Le Comité de pilotage du programme « Unis pour l’égalité de genre » (UPEG) a tenu une session à Kinshasa consacrée à l’évaluation des actions menées en 2025 et à la définition des priorités pour l’année 2026.
Les travaux ont été présidés par la ministre du Genre, Famille et Enfant, Micheline Omba Kalama, dans le cadre de ce programme financé par l’Union européenne et mis en œuvre conjointement par ONU Femmes et Enabel.

La rencontre a abouti à la validation du plan d’action opérationnel et financier 2026, avec l’ambition de consolider les acquis enregistrés au cours de l’année précédente et d’intensifier les interventions en faveur de l’égalité entre les femmes et les hommes.
Plus de 460 000 cas de VBG documentés
Les échanges ont notamment permis de mettre en évidence les progrès réalisés dans la lutte contre les violences basées sur le genre (VBG).
Selon les données présentées lors de cette session, la base nationale consacrée aux VBG compte désormais plus de 460 000 cas documentés.

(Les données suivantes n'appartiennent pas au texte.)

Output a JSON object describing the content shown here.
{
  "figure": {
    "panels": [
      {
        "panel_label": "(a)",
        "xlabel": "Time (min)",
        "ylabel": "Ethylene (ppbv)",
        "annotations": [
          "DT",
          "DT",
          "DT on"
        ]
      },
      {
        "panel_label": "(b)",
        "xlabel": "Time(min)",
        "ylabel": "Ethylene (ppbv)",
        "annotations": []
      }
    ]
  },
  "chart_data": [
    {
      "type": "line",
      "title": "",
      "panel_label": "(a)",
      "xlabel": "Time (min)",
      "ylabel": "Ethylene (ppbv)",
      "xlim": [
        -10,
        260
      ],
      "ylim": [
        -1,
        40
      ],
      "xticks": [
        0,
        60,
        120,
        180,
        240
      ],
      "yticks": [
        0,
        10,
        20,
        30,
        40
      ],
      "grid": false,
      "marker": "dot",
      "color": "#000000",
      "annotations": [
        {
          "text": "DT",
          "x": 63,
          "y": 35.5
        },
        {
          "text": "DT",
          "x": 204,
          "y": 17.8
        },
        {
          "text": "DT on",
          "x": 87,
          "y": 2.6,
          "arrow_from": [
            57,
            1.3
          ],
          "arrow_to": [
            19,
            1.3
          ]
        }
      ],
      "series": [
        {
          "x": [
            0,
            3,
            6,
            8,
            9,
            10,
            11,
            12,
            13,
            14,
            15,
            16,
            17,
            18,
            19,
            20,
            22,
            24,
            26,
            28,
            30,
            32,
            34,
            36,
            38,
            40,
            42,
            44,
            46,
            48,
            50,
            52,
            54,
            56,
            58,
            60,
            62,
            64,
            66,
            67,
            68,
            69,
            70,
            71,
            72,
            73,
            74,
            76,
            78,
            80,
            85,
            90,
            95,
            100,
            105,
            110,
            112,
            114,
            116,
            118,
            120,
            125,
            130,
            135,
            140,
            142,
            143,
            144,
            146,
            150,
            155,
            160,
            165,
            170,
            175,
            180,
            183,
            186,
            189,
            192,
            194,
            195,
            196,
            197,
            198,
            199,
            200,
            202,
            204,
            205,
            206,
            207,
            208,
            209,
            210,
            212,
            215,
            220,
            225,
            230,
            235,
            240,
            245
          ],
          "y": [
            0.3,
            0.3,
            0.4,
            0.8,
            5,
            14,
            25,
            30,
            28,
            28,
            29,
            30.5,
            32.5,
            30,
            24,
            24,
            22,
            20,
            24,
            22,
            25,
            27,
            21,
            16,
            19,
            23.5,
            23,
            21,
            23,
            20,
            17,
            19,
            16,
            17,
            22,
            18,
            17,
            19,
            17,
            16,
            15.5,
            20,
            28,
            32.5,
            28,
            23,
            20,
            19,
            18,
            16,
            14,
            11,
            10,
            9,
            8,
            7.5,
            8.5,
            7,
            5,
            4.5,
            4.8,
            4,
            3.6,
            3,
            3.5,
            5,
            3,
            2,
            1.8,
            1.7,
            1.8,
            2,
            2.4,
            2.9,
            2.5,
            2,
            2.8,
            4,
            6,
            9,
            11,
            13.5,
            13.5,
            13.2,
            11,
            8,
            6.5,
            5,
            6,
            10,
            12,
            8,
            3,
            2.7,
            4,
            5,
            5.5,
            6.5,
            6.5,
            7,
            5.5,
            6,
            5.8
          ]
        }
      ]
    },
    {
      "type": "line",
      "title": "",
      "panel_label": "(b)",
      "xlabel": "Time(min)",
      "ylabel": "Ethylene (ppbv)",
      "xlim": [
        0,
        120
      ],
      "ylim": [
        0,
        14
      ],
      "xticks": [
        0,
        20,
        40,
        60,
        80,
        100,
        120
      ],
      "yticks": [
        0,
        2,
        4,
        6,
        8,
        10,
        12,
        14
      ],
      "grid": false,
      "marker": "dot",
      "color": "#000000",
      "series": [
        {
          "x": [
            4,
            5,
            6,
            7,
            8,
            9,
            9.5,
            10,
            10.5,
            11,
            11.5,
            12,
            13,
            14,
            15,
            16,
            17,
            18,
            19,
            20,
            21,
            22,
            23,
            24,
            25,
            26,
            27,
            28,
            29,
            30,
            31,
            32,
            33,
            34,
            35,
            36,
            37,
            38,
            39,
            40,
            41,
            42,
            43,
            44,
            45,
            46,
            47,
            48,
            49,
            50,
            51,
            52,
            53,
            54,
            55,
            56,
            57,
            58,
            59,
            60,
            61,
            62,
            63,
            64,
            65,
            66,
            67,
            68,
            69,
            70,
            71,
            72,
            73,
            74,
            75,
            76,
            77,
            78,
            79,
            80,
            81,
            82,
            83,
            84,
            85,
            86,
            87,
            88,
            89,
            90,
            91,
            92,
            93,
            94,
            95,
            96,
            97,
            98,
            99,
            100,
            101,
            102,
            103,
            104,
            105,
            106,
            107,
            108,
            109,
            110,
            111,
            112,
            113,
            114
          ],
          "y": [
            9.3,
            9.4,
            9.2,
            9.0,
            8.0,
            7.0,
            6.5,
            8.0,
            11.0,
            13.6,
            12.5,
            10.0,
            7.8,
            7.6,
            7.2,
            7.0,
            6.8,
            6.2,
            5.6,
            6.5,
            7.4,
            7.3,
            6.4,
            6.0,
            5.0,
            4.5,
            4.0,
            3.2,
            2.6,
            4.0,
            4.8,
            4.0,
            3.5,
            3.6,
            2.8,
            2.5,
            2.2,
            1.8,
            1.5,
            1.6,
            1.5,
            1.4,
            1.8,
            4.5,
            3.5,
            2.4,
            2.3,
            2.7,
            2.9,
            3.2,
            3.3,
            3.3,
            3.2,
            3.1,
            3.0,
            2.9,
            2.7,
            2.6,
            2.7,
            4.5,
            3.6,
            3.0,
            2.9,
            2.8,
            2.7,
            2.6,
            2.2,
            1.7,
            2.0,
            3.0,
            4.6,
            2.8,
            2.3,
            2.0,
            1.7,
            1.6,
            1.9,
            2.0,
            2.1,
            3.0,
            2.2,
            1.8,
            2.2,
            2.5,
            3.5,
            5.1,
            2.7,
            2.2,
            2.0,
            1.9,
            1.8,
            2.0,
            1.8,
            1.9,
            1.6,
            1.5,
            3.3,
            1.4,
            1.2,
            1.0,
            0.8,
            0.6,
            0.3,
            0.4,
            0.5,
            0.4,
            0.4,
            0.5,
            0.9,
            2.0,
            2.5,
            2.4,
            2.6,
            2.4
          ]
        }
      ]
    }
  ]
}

Par ailleurs, la ligne verte 122, destinée notamment à l’écoute et à l’orientation des victimes et survivantes, a traité plus de 19 000 appels.

Ces chiffres témoignent de l’importance des mécanismes de signalement et d’accompagnement dans la réponse aux violences basées sur le genre, tout en soulignant l’ampleur des besoins auxquels les acteurs institutionnels et leurs partenaires doivent continuer à répondre.
Au-delà de la lutte contre les violences, le programme UPEG entend poursuivre ses interventions en faveur de l’autonomisation économique des femmes.
Le renforcement de la coordination entre les institutions constitue également l’un des acquis mis en avant au cours de la réunion du Comité de pilotage.
Pour 2026, l’approche retenue se veut davantage intégrée, avec plusieurs priorités complémentaires : prévenir les violences, améliorer l’accès à la justice, renforcer la protection et l’accompagnement des survivantes, favoriser l’autonomisation économique des femmes et agir sur les normes sociales qui entretiennent les inégalités.
La validation du plan d’action 2026 marque ainsi une nouvelle étape dans la mise en œuvre du programme UPEG. Elle traduit la volonté du ministère du Genre, avec l’appui de ses partenaires, de renforcer la cohérence des interventions et de mieux coordonner les réponses aux défis liés aux violences et aux inégalités de genre.
À travers cette démarche, les différentes parties prenantes entendent consolider les mécanismes existants tout en développant des actions capables d’agir à la fois sur la prévention, la prise en charge des survivantes et l’autonomisation des femmes.
Le programme UPEG ambitionne ainsi de faire de l’année 2026 une nouvelle phase d’accélération des efforts en faveur d’une égalité de genre davantage ancrée dans les politiques publiques et dans les communautés.